(F) All
waiver nursing service providers
will maintain a clinical record at their place of
business for each individual served in accordance with the requirements set
forth in rule
5160-44-31 of the Administrative
Code.
(1) Storage
will be in a
manner that protects the confidentiality of these records.
(2) For the purposes of this rule, the place
of business
will be a location other than the individual's
residence or primary location where the individual receives services.
(3) Each clinical record
will
include the following:
(a) Identifying
information, including but not limited to, name, address, date of birth,
gender, gender identity, race,
phone numbers and health insurance identification numbers of the
individual.
(b) Information
regarding medical diagnoses, treatment and preferences.
(c) The individual's medication profile and
medication administration record, as applicable.
(d) The individual's treatment administration
record, as applicable.
(e) The name
of and contact information for the individual's primary care
physician(s).
(f) The name of and
contact information for the
individual's parent/guardian/authorized representative and/or emergency
contact.
(g) All known drug and
food interactions, allergies and dietary needs, preferences and/or
restrictions.
(h) A copy of the
initial and all subsequent person-centered services plans.
(i) Nurse assignments.
(j) A copy of any advance directives
including, but not limited to, a do-not-resuscitate (DNR) order and/or medical
power of attorney, if they are provided by the
individual.
(k) A copy of the
initial and all subsequent plans of care, specifying the type, frequency, scope
and duration of the nursing services being performed. When services are
performed by an LPN at the direction of an RN, the clinical record
will
include documentation that the RN has reviewed the plans of care with the LPN.
The plan of care
will be recertified by the primary care physician
at least every sixty days, or more frequently if there is a significant change
in the individual's condition.
(l)
Documentation of any verbal orders given by the primary care physician to the
nurse. The nurse
will document, in writing, the physician's
orders, the date and time the orders were given, and sign the entry in the
clinical record. The nurse
will subsequently secure documentation of the
verbal orders, signed and dated by the primary care physician.

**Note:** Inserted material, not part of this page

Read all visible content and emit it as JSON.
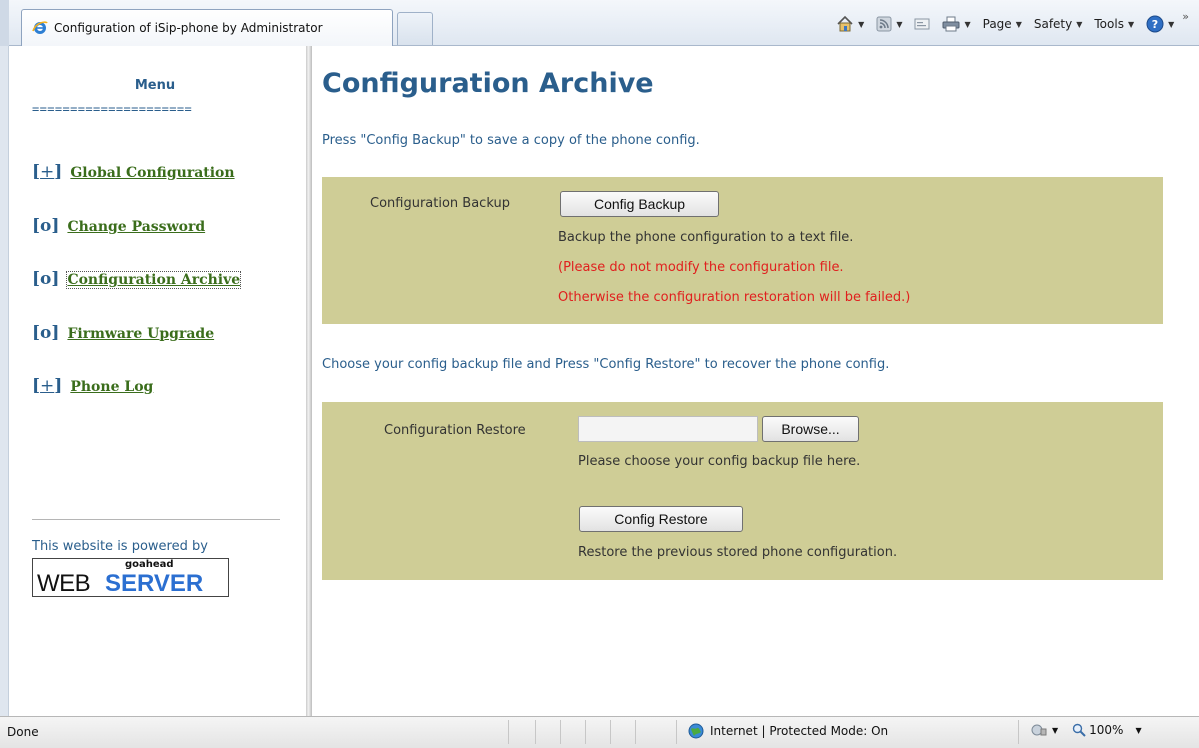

(m) In all instances when a non-agency LPN is
providing waiver nursing services, clinical notes, signed and dated by the LPN,
documenting all consultations between the LPN and the directing RN, the
face-to-face visits between the LPN and the directing RN, and the face-to-face
visits between the LPN, the individual, and the directing RN.
(n) Clinical notes, signed and dated by the
nurse, documenting the general condition of the individual, any unusual events
occurring during the visit and the service tasks performed or not
performed.
(o) All communications
with the individual, case manager, RN supervisor if one exists, primary care
physician and other members of the individual's team.